Here in the United States, we’re talking about another mass shooting.
It doesn’t matter what day you read this post on; that opening sentence will still be true. We have a lot of them here. We talk about them a lot. We typically don’t do anything beyond talking, but that part may change one day.
That day probably isn’t today. Today we’re still talking. And I’m a translator, so I’m meta. I want to talk about the conversation.
The specific mass shooting we’re talking about today was an act of racially motivated terrorism committed by a white supremacist man. That’s not unusual, either. Racially motivated violence has been a specialty of ours since back when we were still a British colony, and white supremacy is on the rise, here and around the globe.
The national conversation about it has managed to hit on the usual questions: Should we officially agree that people of color have the same human rights as white people? Should we officially agree that women have the same human rights as men? Should we officially agree that immigrants have the same human rights as current US citizens?

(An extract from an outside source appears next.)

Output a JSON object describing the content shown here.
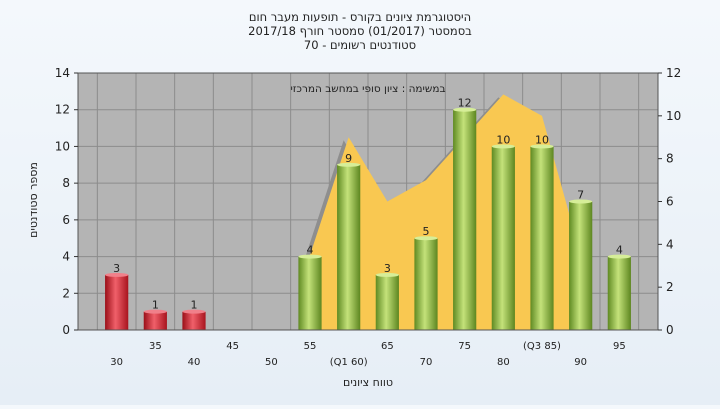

You might not have heard those questions phrased exactly that way. Don’t worry; I’m a translator. Let me translate them into some other forms: Are white supremacists “terrorists,” or are they just “misguided”? Should we address the fact that most mass shooters are men with a history of violence against women, or would mentioning that be hurtful to the men who never shoot anybody? When people talk about mass shootings, are they really just distracting us from the more pressing immigration crisis?
Those are the questions I hear all around me.
As far as I can tell, what it all boils down to is this: We each have a circle in our mind where we put all the people whom we think should have human rights.
Whether by nature or nurture, some people’s circles seem to be bigger than others. Still, we all have to decide for ourselves which human beings should get human rights. So we either have to move people into the circle or draw the circle around the people.
All of those questions above definitely make the conversation about which people get to move into the circle.
In this conversation we’re having about gun violence (or is it about race? or is it about gender? or is it about nationality?), it seems implied that since all of us have finite circles, we need to decide for ourselves how best to fit people in there. Maybe we go with the “first come, first served” rule until the circle is full. Maybe we say people of a certain skin color get priority entry. Maybe we say cisgender people get priority entry. Maybe we say people whose families came to the United States during a certain date range get priority entry. Maybe everybody gets rated on some complex system of sexual attractiveness, educational level, reading speed, and physical fitness.
But whatever the system, whatever size the circle, eventually this happens…
The circle is looking pretty full. It doesn’t look like there’s room for that last person. Maybe they were the “brownest one,” or the “fattest one,” or the “slowest one,” or just the unluckiest one. For whatever reason, not everybody fit in the circle!
But wait.
Human rights don’t take up space.
I imagined this circle. This is all conceptual. This is me, introspecting about how big the “Who gets human rights?” circle is. This my neighbor, introspecting about the same thing.
Every time we wonder if a white supremacist is a terrorist in the same way a member of ISIS is, or question whether it’s “fair” to talk about how abusive men commit most mass shootings, or mention immigration and mass shootings at the same time like they are inherently connected issues, that’s us deciding that we don’t want everybody in the circle. That’s us deciding that human rights aren’t “human rights”; they’re rights we grant only to specific humans.
Because if we did want everybody in this imaginary circle…
We’d just imagine a bigger circle.
My vision is the “draw the circle around the people” one. Everybody is inside the circle by default. If someone looks like they might fall outside the circle, well, I control my vision, and I can choose to expand the circle. I might not like that person, but me choosing to exclude them would always be a choice, and never a necessity.
Your vision of humanity is your imagination at work.
The size of your circle is the size of your imagination.
And any failure to grant human rights to every single human being is a failure of imagination.